NVIDIA / DALI

A GPU-accelerated library containing highly optimized building blocks and an execution engine for data processing to accelerate deep learning training and inference applications.
https://docs.nvidia.com/deeplearning/dali/user-guide/docs/index.html
Apache License 2.0
5k stars 610 forks source link

Dealing with corrupt videos using experimental video decoder #5489

Open Tomsen1410 opened 1 month ago

Tomsen1410 commented 1 month ago

Version

1.35

Describe the bug.

I am using fn.experimental.decoders.video to decode videos stored in a web dataset. However, there exist files in my dataset that are corrupt and/or can't be openend by DALI. However, instead of throwing an error the entire process halts with a segmentation fault error when the decoder sees a corrupt video:

[mov,mp4,m4a,3gp,3g2,mj2 @ 0x7f0ccc298d00] moov atom not found
[/opt/dali/dali/operators/reader/loader/video/frames_decoder.cc:237] Failed to open video file memory filedue to Invalid data found when processing input
Segmentation fault (core dumped)

Essentially, this issue is similar to #5155, but for the experimental decoder instead of the video reader.

Minimum reproducible example

No response

Relevant log output

No response

Other/Misc.

No response

Check for duplicates

JanuszL commented 1 month ago

Hi @Tomsen1410,

Thank you for reporting this. Can you tell if the videos are indeed corrupted by opening them in FFmpeg or this is just a DALI behavior? DALI operators work in the push mode, processing the whole batch at the time. So when DALi fails to process a given sample in the batch it cannot ask for more to replace the faulty one, so it throws an error. The only solution that comes to my mind is to provide an empty sample or zeroed one (as some operators may not handle empty tensors gracefully).

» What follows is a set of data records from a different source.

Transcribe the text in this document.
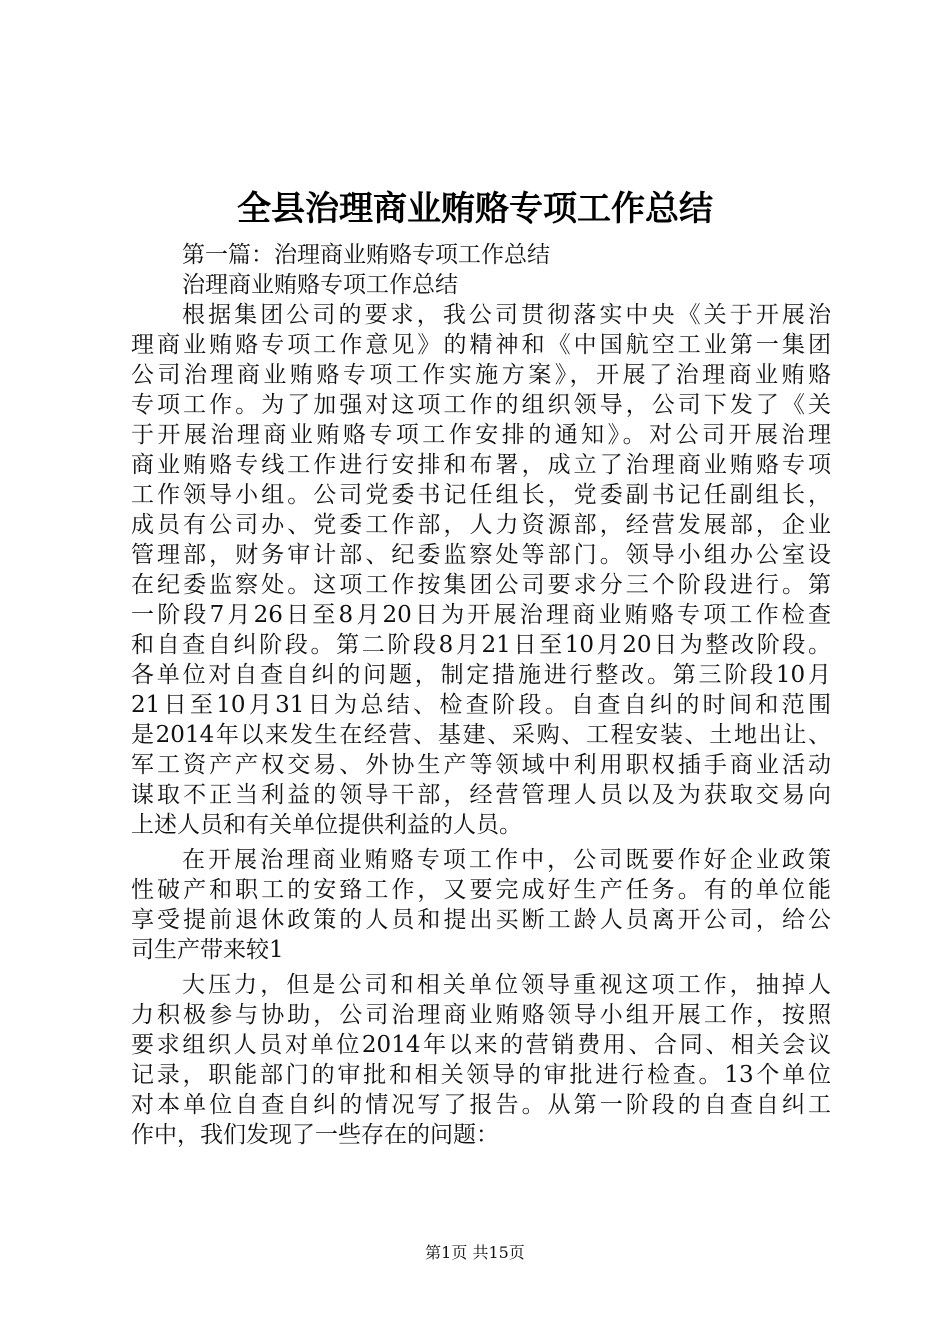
全县治理商业贿赂专项工作总结
第一篇：治理商业贿赂专项工作总结
治理商业贿赂专项工作总结
根据集团公司的要求，我公司贯彻落实中央《关于开展治
理商业贿赂专项工作意见》的精神和《中国航空工业第一集团
公司治理商业贿赂专项工作实施方案》，开展了治理商业贿赂
专项工作。为了加强对这项工作的组织领导，公司下发了《关
于开展治理商业贿赂专项工作安排的通知》。对公司开展治理
商业贿赂专线工作进行安排和布署，成立了治理商业贿赂专项
工作领导小组。公司党委书记任组长，党委副书记任副组长，
成员有公司办、党委工作部，人力资源部，经营发展部，企业
管理部，财务审计部、纪委监察处等部门。领导小组办公室设
在纪委监察处。这项工作按集团公司要求分三个阶段进行。第
一阶段7月26日至8月20日为开展治理商业贿赂专项工作检查
和自查自纠阶段。第二阶段8月21日至10月20日为整改阶段。
各单位对自查自纠的问题，制定措施进行整改。第三阶段10月
21日至10月31日为总结、检查阶段。自查自纠的时间和范围
是2014年以来发生在经营、基建、采购、工程安装、土地出让、
军工资产产权交易、外协生产等领域中利用职权插手商业活动
谋取不正当利益的领导干部，经营管理人员以及为获取交易向
上述人员和有关单位提供利益的人员。
在开展治理商业贿赂专项工作中，公司既要作好企业政策
性破产和职工的安臵工作，又要完成好生产任务。有的单位能
享受提前退休政策的人员和提出买断工龄人员离开公司，给公
司生产带来较1
大压力，但是公司和相关单位领导重视这项工作，抽掉人
力积极参与协助，公司治理商业贿赂领导小组开展工作，按照
要求组织人员对单位2014年以来的营销费用、合同、相关会议
记录，职能部门的审批和相关领导的审批进行检查。13个单位
对本单位自查自纠的情况写了报告。从第一阶段的自查自纠工
作中，我们发现了一些存在的问题：
第1页 共15页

Tomsen1410 commented 1 month ago

Could you provide the ffmpeg command I should test on the video?

JanuszL commented 1 month ago

You can check this thread and see if FFmpeg can decode and save frames to a file.

Tomsen1410 commented 1 month ago

Ok, I have ran ffmpeg on the corrupted file and it throws the same error:

[mov,mp4,m4a,3gp,3g2,mj2 @ 0x559fa2226100] moov atom not found
[in#0 @ 0x559fa2225fc0] Error opening input: Invalid data found when processing input
Error opening input file /path/to/file.mp4.
Error opening input files: Invalid data found when processing input

I am using ffmpeg 6.1.1 installed from the conda-forge channel.

You can find the corrupted file attached.

https://github.com/NVIDIA/DALI/assets/15103267/f4d3216d-e825-49dc-975f-472d44dff41b

JanuszL commented 1 month ago

If FFmpeg cannot handle the video correctly I don't think we can do more than that. As you are using webdataset, you can manually edit the index file generated by wds2idx.py script to skip the mentioned sample. I also noticed that DALI doesn't provide a meaningful error message (ad crashes instead of raising an expectation) when it encounters a faulty file. Can you recheck the DALI nightly build once https://github.com/NVIDIA/DALI/pull/5491 is merged, check the offset to the faulty sample in the webdataset, and adjust the index file?

Tomsen1410 commented 1 month ago

Yes, that is exactly the Problem. I have no way of catching the error and the entire training process stops.

I will check, once it is merged. What exactly do you mean by adjusting the index file? When the decoder throws proper errors there is no need to alter the index file anymore, no?

JanuszL commented 1 month ago

@Tomsen1410 - the https://github.com/NVIDIA/DALI/pull/5491 has been merged. Please check the next nightly build to see if that helps.